By Kevin Scalia & Linda Rosenberg
September 11, 2018 at 5:00 am ET
The Senate is currently contemplating legislation to battle an opioid epidemic that took the lives of more than 70,000 Americans in 2017, according to the Centers for Disease Control and Prevention. On behalf of Netsmart and the National Council for Behavioral Health, we urge the Trump administration — through the Center for Medicare and Medicaid Innovation — to assist this congressional effort by arming mental health and addiction treatment providers with electronic health record systems through health information technology incentives.
Netsmart and the NCBH are both founding members of the Behavioral Health Information Technology Coalition, established in 2010 to advance public policy initiatives that tap the full potential of technology in the delivery of coordinated, integrated services and treatment for people with mental health and substance use disorders. Both the House and Senate passed bills earlier this year seeking to attain that very objective.
Behavioral providers must have access to EHR systems to properly coordinate care because of the sky-high incidence of co-occurring medical/surgical conditions among individuals with mental health and SUD. Research demonstrates that people with SUD die as much as 20 years earlier than other Americans because of poorly managed conditions like cancer, cardiovascular disorders and HIV/AIDS. Depression, bipolar disorder, post-traumatic stress, nicotine dependence and sleep disorders commonly co-occur with alcohol and drug use.
Health IT can also enhance the quality of and access to medication-assisted treatment through e-prescribing. Since we are at the beginning of the MAT revolution in SUD treatment, an e-prescribing requirement would yield critically important data by electronically tracking prescribers, dosages, dispensing facilities, who is receiving MAT, and information regarding clinical outcomes — ushering in a new era of accountability.
But a widespread MAT e-prescribing capacity isn’t feasible without CMMI providing EHR incentives to behavioral health providers, who significantly lag primary care providers and hospitals in EHR adoption rates. A 2015 Office of the National Coordinator for Health Information Technology report found that only 2 percent of psychiatric hospitals had adopted sufficient EHRs as of 2012. Additionally, while 20 percent of community mental health centers reported EHRs in all of their clinic sites in 2012, only 2 percent reported that they could meet the requirements of the EHR incentive programs.
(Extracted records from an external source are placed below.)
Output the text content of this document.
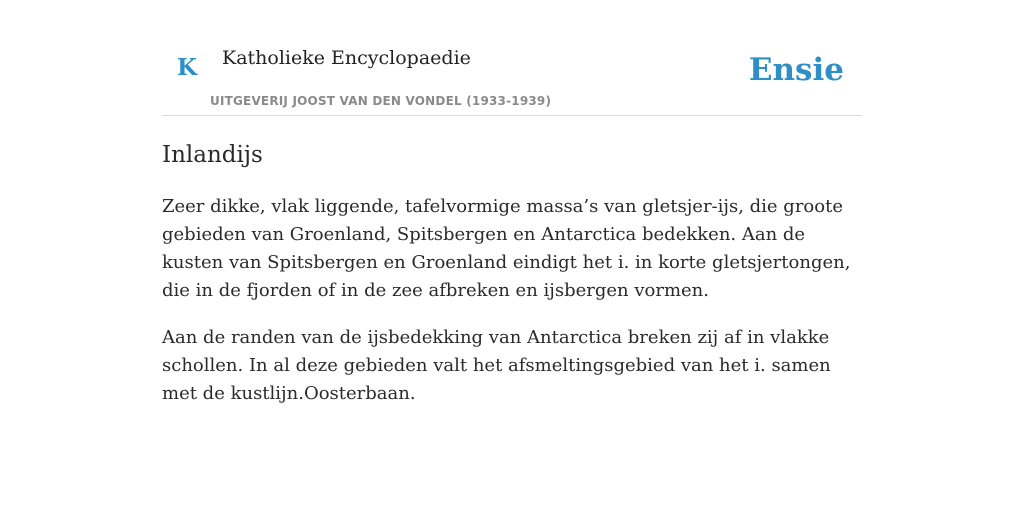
K Katholieke Encyclopaedie
UITGEVERIJ JOOST VAN DEN VONDEL (1933-1939)
Ensie
Inlandijs

Zeer dikke, vlak liggende, tafelvormige massa’s van gletsjer-ijs, die groote gebieden van Groenland, Spitsbergen en Antarctica bedekken. Aan de kusten van Spitsbergen en Groenland eindigt het i. in korte gletsjertongen, die in de fjorden of in de zee afbreken en ijsbergen vormen.

Aan de randen van de ijsbedekking van Antarctica breken zij af in vlakke schollen. In al deze gebieden valt het afsmeltingsgebied van het i. samen met de kustlijn.Oosterbaan.
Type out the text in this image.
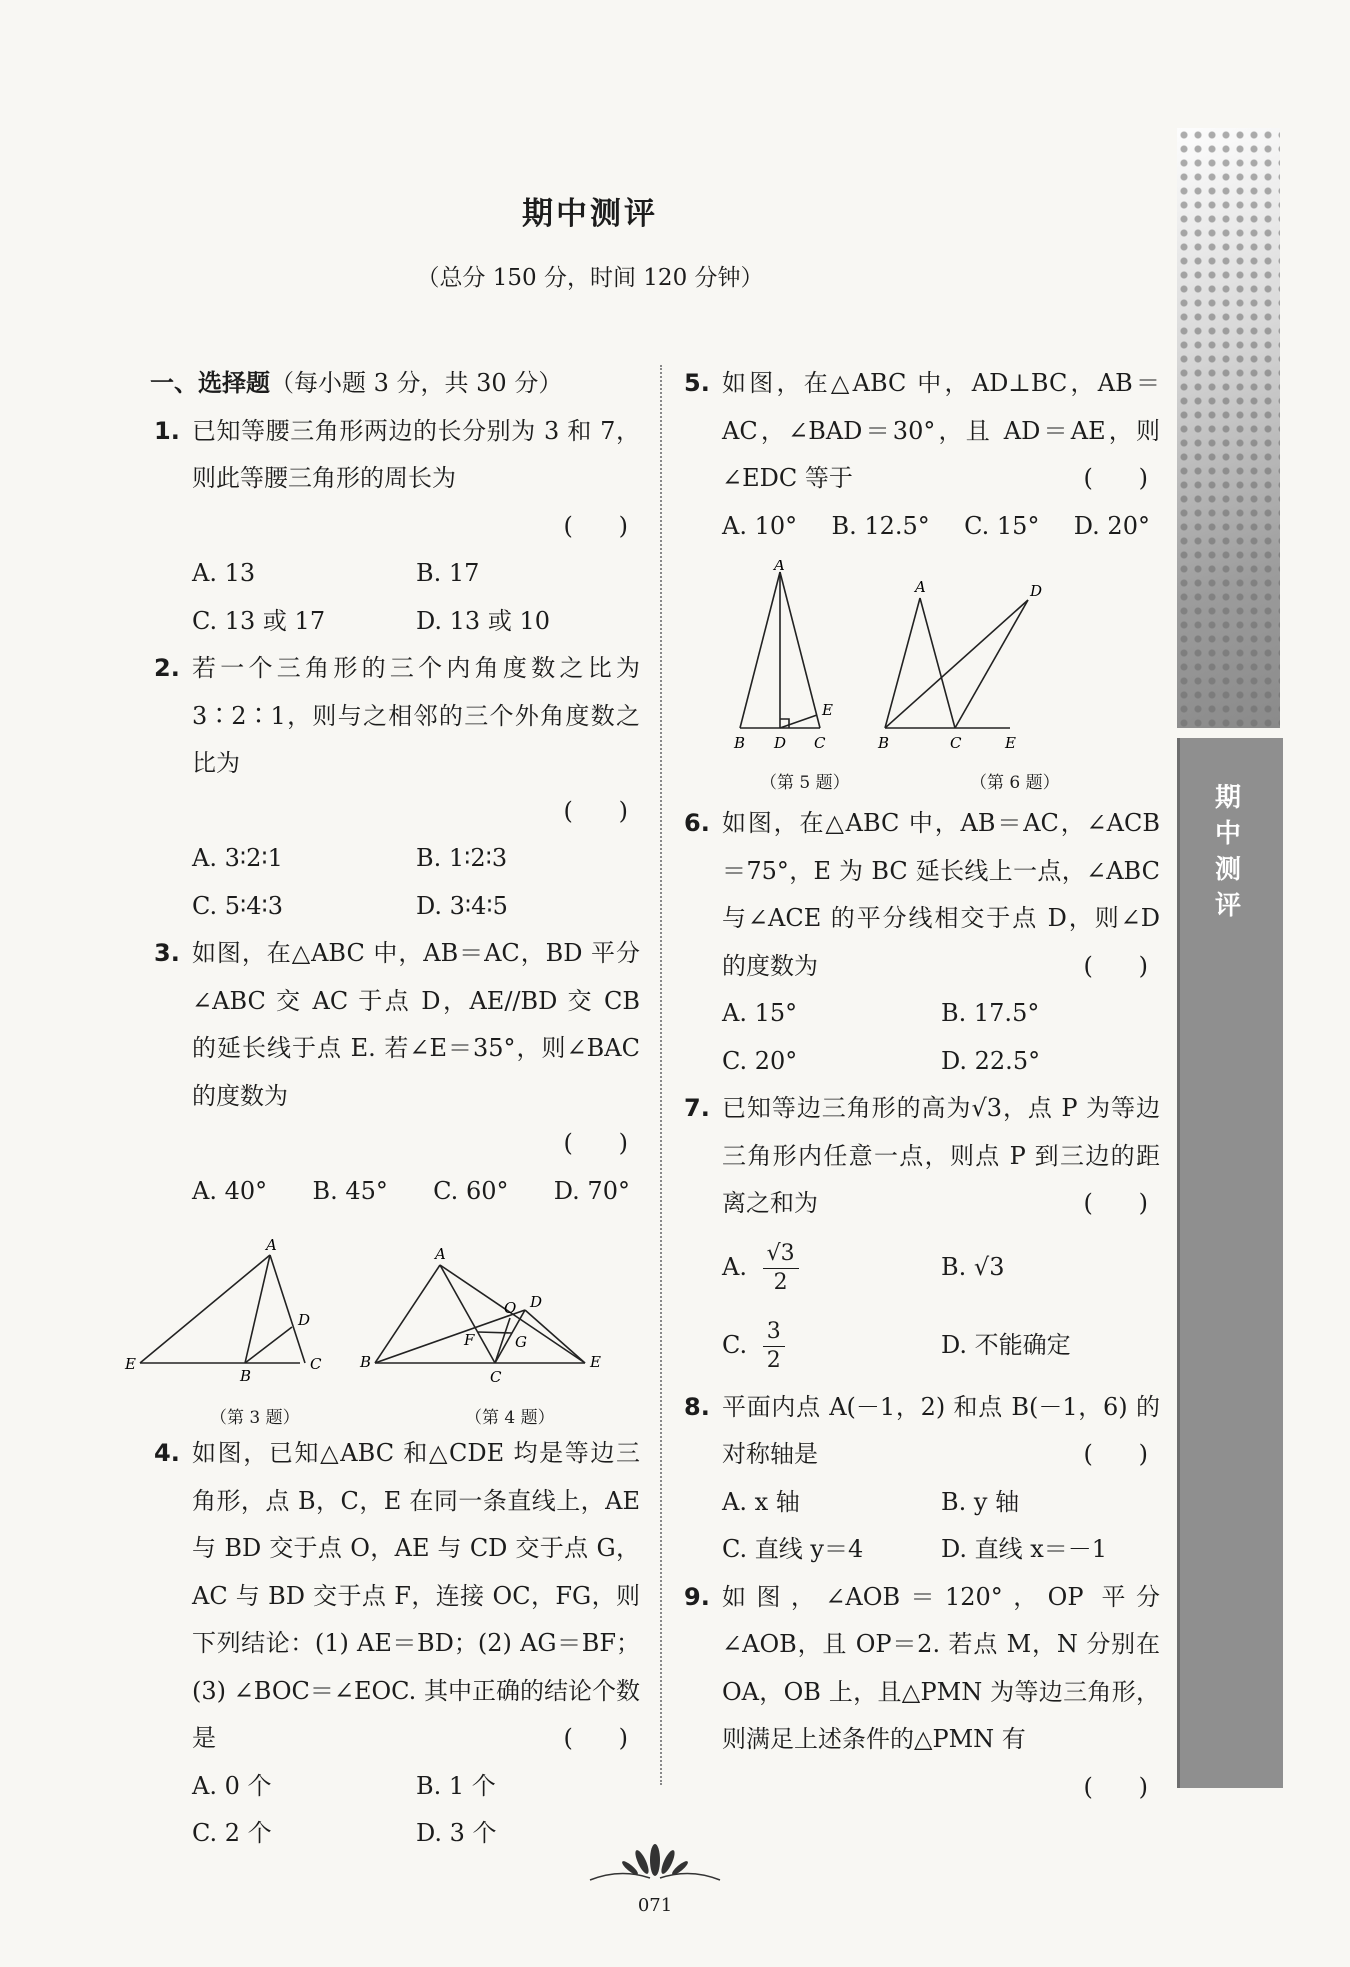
期
中
测
评
期中测评
（总分 150 分，时间 120 分钟）
一、选择题（每小题 3 分，共 30 分）
1. 已知等腰三角形两边的长分别为 3 和 7，则此等腰三角形的周长为
(      )
A. 13	B. 17
C. 13 或 17	D. 13 或 10
2. 若一个三角形的三个内角度数之比为 3∶2∶1，则与之相邻的三个外角度数之比为
(      )
A. 3∶2∶1	B. 1∶2∶3
C. 5∶4∶3	D. 3∶4∶5
3. 如图，在△ABC 中，AB＝AC，BD 平分∠ABC 交 AC 于点 D，AE//BD 交 CB 的延长线于点 E. 若∠E＝35°，则∠BAC 的度数为
(      )
A. 40° B. 45° C. 60° D. 70°
A
D
E
B
C
A
O D
F	G
B
C
E
（第 3 题）	（第 4 题）
4. 如图，已知△ABC 和△CDE 均是等边三角形，点 B，C，E 在同一条直线上，AE 与 BD 交于点 O，AE 与 CD 交于点 G，AC 与 BD 交于点 F，连接 OC，FG，则下列结论：(1) AE＝BD；(2) AG＝BF；(3) ∠BOC＝∠EOC. 其中正确的结论个数是	(      )
A. 0 个	B. 1 个
C. 2 个	D. 3 个
5. 如图，在△ABC 中，AD⊥BC，AB＝AC，∠BAD＝30°，且 AD＝AE，则∠EDC 等于	(      )
A. 10° B. 12.5° C. 15° D. 20°
A
E
B D C
A	D
B	C	E
（第 5 题）	（第 6 题）
6. 如图，在△ABC 中，AB＝AC，∠ACB＝75°，E 为 BC 延长线上一点，∠ABC 与∠ACE 的平分线相交于点 D，则∠D 的度数为	(      )
A. 15°	B. 17.5°
C. 20°	D. 22.5°
7. 已知等边三角形的高为√3，点 P 为等边三角形内任意一点，则点 P 到三边的距离之和为	(      )
A. $\frac{√3}{2}$	B. √3
C. $\frac{3}{2}$	D. 不能确定
8. 平面内点 A(－1，2) 和点 B(－1，6) 的对称轴是	(      )
A. x 轴	B. y 轴
C. 直线 y＝4	D. 直线 x＝－1
9. 如图，∠AOB＝120°，OP 平分∠AOB，且 OP＝2. 若点 M，N 分别在 OA，OB 上，且△PMN 为等边三角形，则满足上述条件的△PMN 有
(      )
071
The consequences are predictable: The absence of behavioral health records in medical/surgical settings could have fatal results to individuals and drastically increase costs. ONC researchers reported: “27.3 percent of patients with depression and 27.7 percent of patients with bipolar disorder lacked a diagnosis of their mental illness in their primary care EHRs. Furthermore, nearly 90 percent of acute psychiatric services at hospital facilities — often representing the most intensive treatment of mental illness — were not present in the EHR whatsoever.”
On the flip side, Paul Welton epitomizes the benefit of whole-person care. When Paul was 15, his mother died in a car accident. Two weeks later, his father committed suicide. Paul carried this childhood trauma for years, until his own thoughts of suicide led him to visit the local emergency room. He was referred to the Ozark Center, a certified community behavioral health clinic.
Paul began a comprehensive program to treat his mental illness and co-occurring disorders, resulting in improved mental health, weight loss and lower blood sugar levels. Health IT was key in the successful coordination of Paul’s care plan, including use of a certified EHR as the baseline data repository and to facilitate transitions of care between providers and track outcomes.
“I see a light at the end of the tunnel, and it’s not a train bearing down on me anymore,” said Paul. “Overall, these things have made me a healthier person, both mentally and physically.”
The absence of behavioral and mental health data in primary care EHRs ultimately results in an incomplete picture of a patient’s health and could lead to information gaps, which negatively impact health care delivery and increase the risk of adverse events to those receiving services.
In the midst of the opioid epidemic, CMMI must arm mental health and addiction providers with the tools they need to save lives. We ask the Trump administration to take advantage of the unique position it is in and enhance the efforts of Congress by simultaneously expanding access to MAT while also bringing addiction treatment services into the 21st century.
Kevin Scalia has been executive vice president of corporate development with Netsmart for more than 16 years, and he is instrumental in Netsmart’s policy and legislative activities, including founding of the Behavioral Health Information Technology Coalition.
Linda Rosenberg is president & CEO of the National Council for Behavioral Health and a national expert in the financing and delivery of mental health and substance services, and she serves on an array of boards of directors and is a member of the executive committee of the National Action Alliance for Suicide Prevention.